Que nous apprend cette singulière conclusion à la légende de Joseph ?  Le pardon et la miséricorde valent mieux que la colère et la haine, même face à des personnes qui, en nous trahissant, ont violé les règles de la morale la plus élémentaire. Les bienfaits que répand Joseph permettent de créer les conditions d’une réconciliation et d’empêcher que s’enclenche le cycle des vengeances. En faisant preuve d’humanité il grandit l’Humanité.

Cette leçon nous parle encore aujourd’hui. La démarche environnementale qui est la nôtre doit elle aussi emprunter les voies de la réconciliation. C’est par la persuasion et la douceur, par l’exemplarité aussi de nos démarches que nous parviendrons à convaincre ceux qui, aujourd’hui encore, doutent de l’urgence climatique et de la nécessité d’y faire face. Les tentations extrémistes visant à radicaliser la lutte écologique en jetant l’anathème sur ceux qui doutent encore de la nécessité de sauver notre planète, ne conduiront qu’à durcir les positions des uns et des autres. C’est à la recherche d’un accord et d’une coopération planétaire que nous devons travailler, à l’exemple de Joseph qui, loin de chercher à se venger à trouver le moyen de se réconcilier avec ses frères et de les rendre meilleurs.
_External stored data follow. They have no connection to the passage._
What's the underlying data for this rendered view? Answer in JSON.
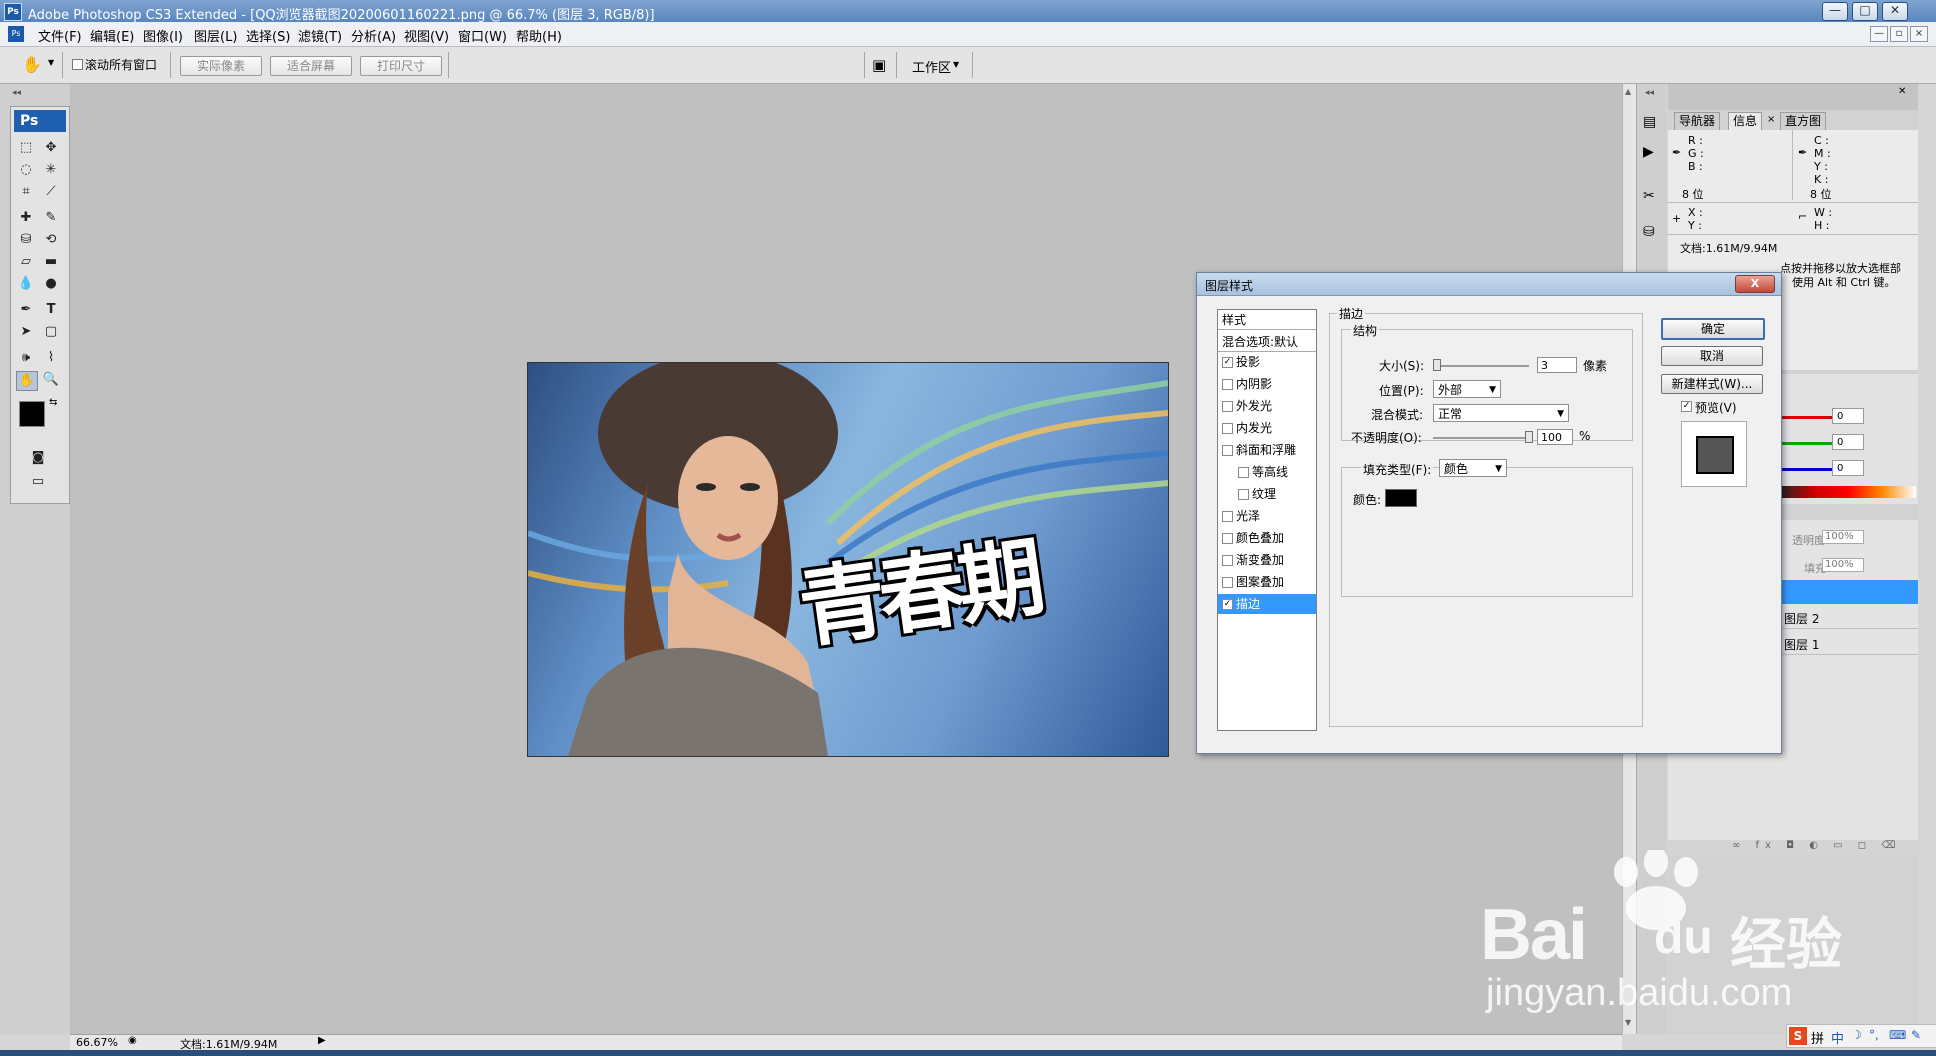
{
  "window": {
    "title": "Adobe Photoshop CS3 Extended - [QQ浏览器截图20200601160221.png @ 66.7% (图层 3, RGB/8)]",
    "controls": [
      "—",
      "□",
      "✕"
    ]
  },
  "menu": [
    "文件(F)",
    "编辑(E)",
    "图像(I)",
    "图层(L)",
    "选择(S)",
    "滤镜(T)",
    "分析(A)",
    "视图(V)",
    "窗口(W)",
    "帮助(H)"
  ],
  "options": {
    "scroll_all": "滚动所有窗口",
    "buttons": [
      "实际像素",
      "适合屏幕",
      "打印尺寸"
    ],
    "workspace": "工作区"
  },
  "toolbox": {
    "logo": "Ps"
  },
  "canvas": {
    "artwork_text": "青春期"
  },
  "status": {
    "zoom": "66.67%",
    "doc": "文档:1.61M/9.94M"
  },
  "panels": {
    "tabs": [
      "导航器",
      "信息",
      "直方图"
    ],
    "info": {
      "rgb": [
        "R :",
        "G :",
        "B :"
      ],
      "cmyk": [
        "C :",
        "M :",
        "Y :",
        "K :"
      ],
      "bits_left": "8 位",
      "bits_right": "8 位",
      "xy": [
        "X :",
        "Y :"
      ],
      "wh": [
        "W :",
        "H :"
      ],
      "doc": "文档:1.61M/9.94M",
      "hint1": "点按并拖移以放大选框部",
      "hint2": "使用 Alt 和 Ctrl 键。"
    },
    "color": {
      "values": [
        "0",
        "0",
        "0"
      ]
    },
    "layers": {
      "opacity_label": "透明度:",
      "opacity": "100%",
      "fill_label": "填充:",
      "fill": "100%",
      "items": [
        "图层 2",
        "图层 1"
      ]
    }
  },
  "dialog": {
    "title": "图层样式",
    "styles_header": "样式",
    "blend_default": "混合选项:默认",
    "styles": [
      {
        "label": "投影",
        "checked": true
      },
      {
        "label": "内阴影",
        "checked": false
      },
      {
        "label": "外发光",
        "checked": false
      },
      {
        "label": "内发光",
        "checked": false
      },
      {
        "label": "斜面和浮雕",
        "checked": false
      },
      {
        "label": "等高线",
        "checked": false
      },
      {
        "label": "纹理",
        "checked": false
      },
      {
        "label": "光泽",
        "checked": false
      },
      {
        "label": "颜色叠加",
        "checked": false
      },
      {
        "label": "渐变叠加",
        "checked": false
      },
      {
        "label": "图案叠加",
        "checked": false
      },
      {
        "label": "描边",
        "checked": true
      }
    ],
    "section_title": "描边",
    "structure": "结构",
    "size_label": "大小(S):",
    "size_value": "3",
    "size_unit": "像素",
    "position_label": "位置(P):",
    "position_value": "外部",
    "blend_label": "混合模式:",
    "blend_value": "正常",
    "opacity_label": "不透明度(O):",
    "opacity_value": "100",
    "opacity_unit": "%",
    "fill_type_label": "填充类型(F):",
    "fill_type_value": "颜色",
    "color_label": "颜色:",
    "stroke_color": "#000000",
    "ok": "确定",
    "cancel": "取消",
    "new_style": "新建样式(W)...",
    "preview": "预览(V)"
  },
  "watermark": {
    "brand": "Bai",
    "brand2": "du",
    "cn": "经验",
    "url": "jingyan.baidu.com"
  },
  "tray": {
    "ime": [
      "拼",
      "中"
    ]
  }
}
Nous le savons déjà : grâce à l’accord de Paris, pour la première fois, des nations se sont mises d’accord pour atteindre un but commun. Même si cet objectif reste aujourd’hui encore difficile à atteindre. Nous avons réfléchi et nous pouvons contribuer à remplir cette mission dans un univers que nous maîtrisons et connaissons très bien : celui de l’hôtellerie et de la restauration. Il suffit de donner l’exemple et d’aider les autres professionnels à faire la transition dont nous appelons l’avènement de nos vœux dans ce livre, avant qu’il ne soit trop tard. Ce que nous proposons donc ici, ce sont des solutions originales, facilement applicables, tangibles et capables de susciter un véritable optimisme fédérateur.

 

Fadi Joseph Abou

 1 La Bible, Genèse 41, le Coran, chapitre 12.

Blunden, J., D. S. Arndt, and G. Hartfield , Eds., 2018: State of the Climate in 2017. Bull. Amer.Meteor. Soc.